We had an old Everson table radio that was used prior to the tv days and then became only the baseball link. I took the back off one day and found the antenna was attached there. I saw tuning slugs and tubes and  rotors and began fiddling. I  turned the antenna panel and somehow, was able to hear 75 AM phone signals...at least the loudest on the band. The first ham call I heard was W3EBM...Empty Beer Mugs and was hooked even further. For CHristmas of 1959, I received a National NC-60 and now I had a real reciever. Somewhere slightly before that I visited W3ESV, Ray, an owner of a radio-tv shop who have a station of a homebrew transmitter, a National NC-300 and outside, a big shiny beam. I hung around the shop and learned about meters and scopes and circuits. On my new receiver, I heard a loud phone station which was W3QDJ, another Elmer and as he gave the address for a QSL card, I was surprised to find he lived in the same town. Next day, on the bike, I found his house, knocked on the door and ask it he was the ham with these call letters. At first he thought it was a TVI complaint from nearby but I saw his station...An Knight R100 which I had only seen in the Allied catalog and a Hammerlaud receiver. Bill became not only an Elmer but my first contact as a novice in April 1960 on 40 meter cw. He assisted me in building a Globe Chief Deluxe from a kit and hang my first of many antennas, a 300 ohm twin lead folded dipole. I was on my way.

And I can't forget K6ATX, a call familiar to many as the main character in several ham radio novels written by K6ATX. I loved those books and would re-read them often. I wrote to Walker Thompkins and he was kind enough to reply with a QSL card. I wonder how many hams, past and present and maybe future can attribute an interest thanks to Walker and Tommy Rockford.

I was off thanks to the person mentioned and have been active since those days, minus some inactivity during college only to be picked up right afterward.  move to a hilltop, a beam and some wires and an amp allowed me to enjoy and become addicted to huntin DX and new countries. That remains today. A move to a condo almost stifled my hobby but I became interested in the OSCARs, put up some small antennas in a courtyard where they couldn't be seen and I was on the air again, only to have both sats fall from the sky and I had no interest in the low flying birds so again, what to do. 

I read about a guy that put an antenna in an garage attic and had good results.

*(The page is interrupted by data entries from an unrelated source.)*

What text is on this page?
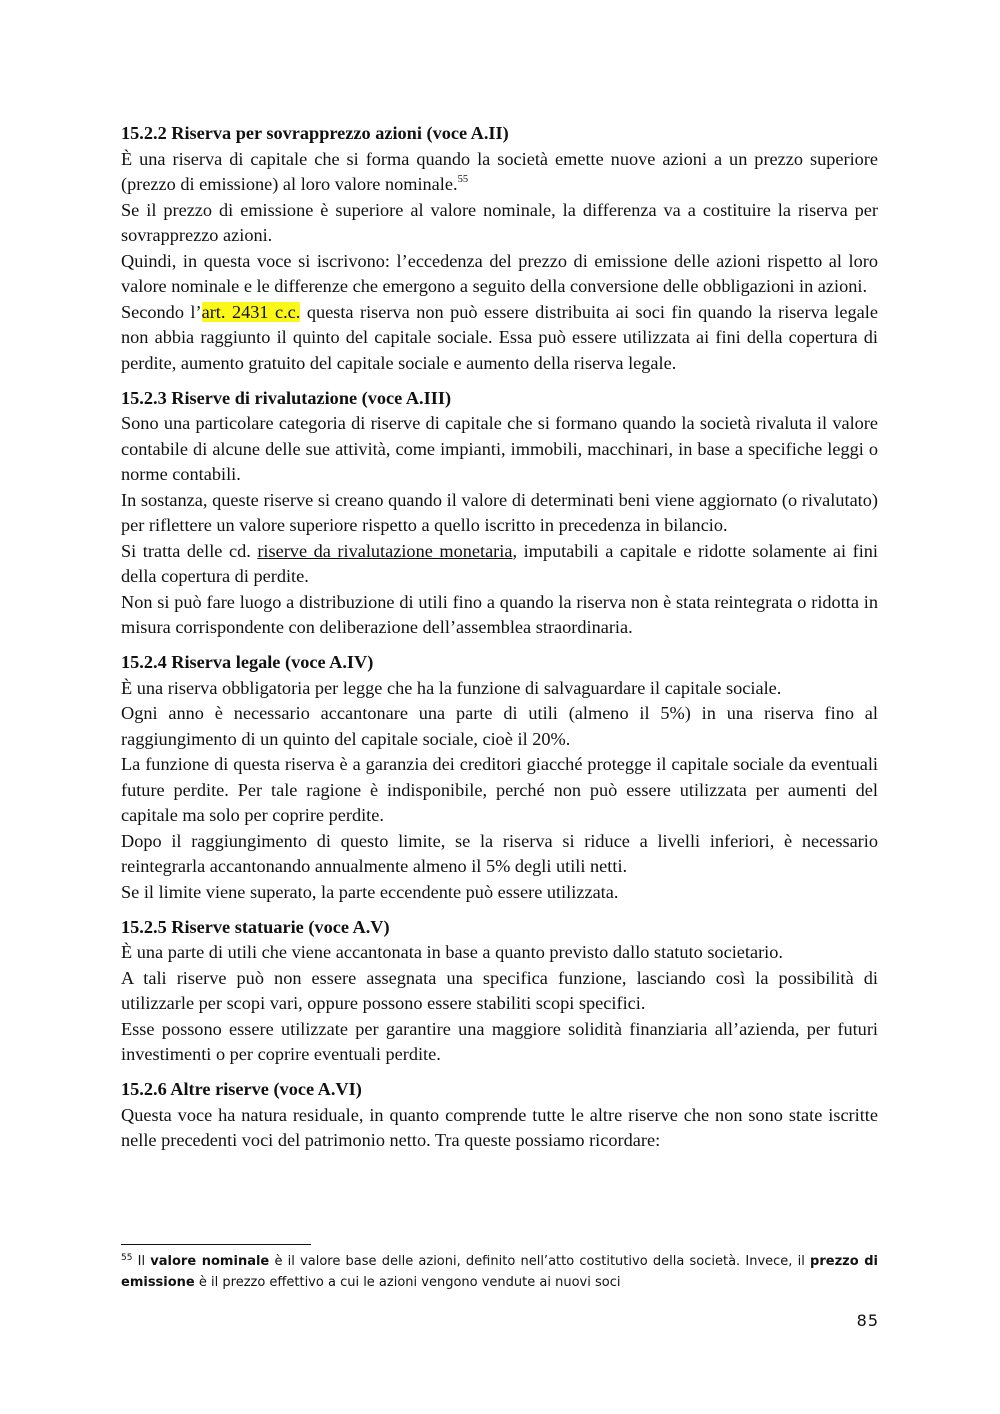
15.2.2 Riserva per sovrapprezzo azioni (voce A.II)
È una riserva di capitale che si forma quando la società emette nuove azioni a un prezzo superiore (prezzo di emissione) al loro valore nominale.$^{55}$
Se il prezzo di emissione è superiore al valore nominale, la differenza va a costituire la riserva per sovrapprezzo azioni.
Quindi, in questa voce si iscrivono: l’eccedenza del prezzo di emissione delle azioni rispetto al loro valore nominale e le differenze che emergono a seguito della conversione delle obbligazioni in azioni.
Secondo l’art. 2431 c.c. questa riserva non può essere distribuita ai soci fin quando la riserva legale non abbia raggiunto il quinto del capitale sociale. Essa può essere utilizzata ai fini della copertura di perdite, aumento gratuito del capitale sociale e aumento della riserva legale.
15.2.3 Riserve di rivalutazione (voce A.III)
Sono una particolare categoria di riserve di capitale che si formano quando la società rivaluta il valore contabile di alcune delle sue attività, come impianti, immobili, macchinari, in base a specifiche leggi o norme contabili.
In sostanza, queste riserve si creano quando il valore di determinati beni viene aggiornato (o rivalutato) per riflettere un valore superiore rispetto a quello iscritto in precedenza in bilancio.
Si tratta delle cd. riserve da rivalutazione monetaria, imputabili a capitale e ridotte solamente ai fini della copertura di perdite.
Non si può fare luogo a distribuzione di utili fino a quando la riserva non è stata reintegrata o ridotta in misura corrispondente con deliberazione dell’assemblea straordinaria.
15.2.4 Riserva legale (voce A.IV)
È una riserva obbligatoria per legge che ha la funzione di salvaguardare il capitale sociale.
Ogni anno è necessario accantonare una parte di utili (almeno il 5%) in una riserva fino al raggiungimento di un quinto del capitale sociale, cioè il 20%.
La funzione di questa riserva è a garanzia dei creditori giacché protegge il capitale sociale da eventuali future perdite. Per tale ragione è indisponibile, perché non può essere utilizzata per aumenti del capitale ma solo per coprire perdite.
Dopo il raggiungimento di questo limite, se la riserva si riduce a livelli inferiori, è necessario reintegrarla accantonando annualmente almeno il 5% degli utili netti.
Se il limite viene superato, la parte eccendente può essere utilizzata.
15.2.5 Riserve statuarie (voce A.V)
È una parte di utili che viene accantonata in base a quanto previsto dallo statuto societario.
A tali riserve può non essere assegnata una specifica funzione, lasciando così la possibilità di utilizzarle per scopi vari, oppure possono essere stabiliti scopi specifici.
Esse possono essere utilizzate per garantire una maggiore solidità finanziaria all’azienda, per futuri investimenti o per coprire eventuali perdite.
15.2.6 Altre riserve (voce A.VI)
Questa voce ha natura residuale, in quanto comprende tutte le altre riserve che non sono state iscritte nelle precedenti voci del patrimonio netto. Tra queste possiamo ricordare:
$^{55}$ Il valore nominale è il valore base delle azioni, definito nell’atto costitutivo della società. Invece, il prezzo di emissione è il prezzo effettivo a cui le azioni vengono vendute ai nuovi soci
85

I cut a half wave 20 meter dipole with number 14 wire, PVC tubes for the ends and middle insulators. I figured I could at least get happy with working WAS again. To my surprise, I was making contacts with South America, Europe, and the occasional Pacific and beyond. The antenna wouldn't fit so I had to turn the ends 90 degrees but it worked...thanks probably to the much better antenna tuners. I worked CW and phone and then got into digi with PSK and then RTTY, all thanks to free software and a computer. 

 We moved again and this time into an HOA home in FL. I strung my same antenna in the attic and this time had room for a straight run. After disconnecting the garage door opener which would activate with a transmit, all was good again.

And here we are today. I worked about 275 countries with that little wire and 100 watts. Today, thanks to remote ham , RCForb and all the software that goes with it, I am enjoying the hobby once more. As I said, I'm moving toward 64 years since that first contact in 1960 and enjoying it more than ever.

And if you get to this point, congratulations and thank you for your time in sharing a few memories of the best days and years of my life. Others have the same stories of Elmers and new rigs and getting on the air...this is mine.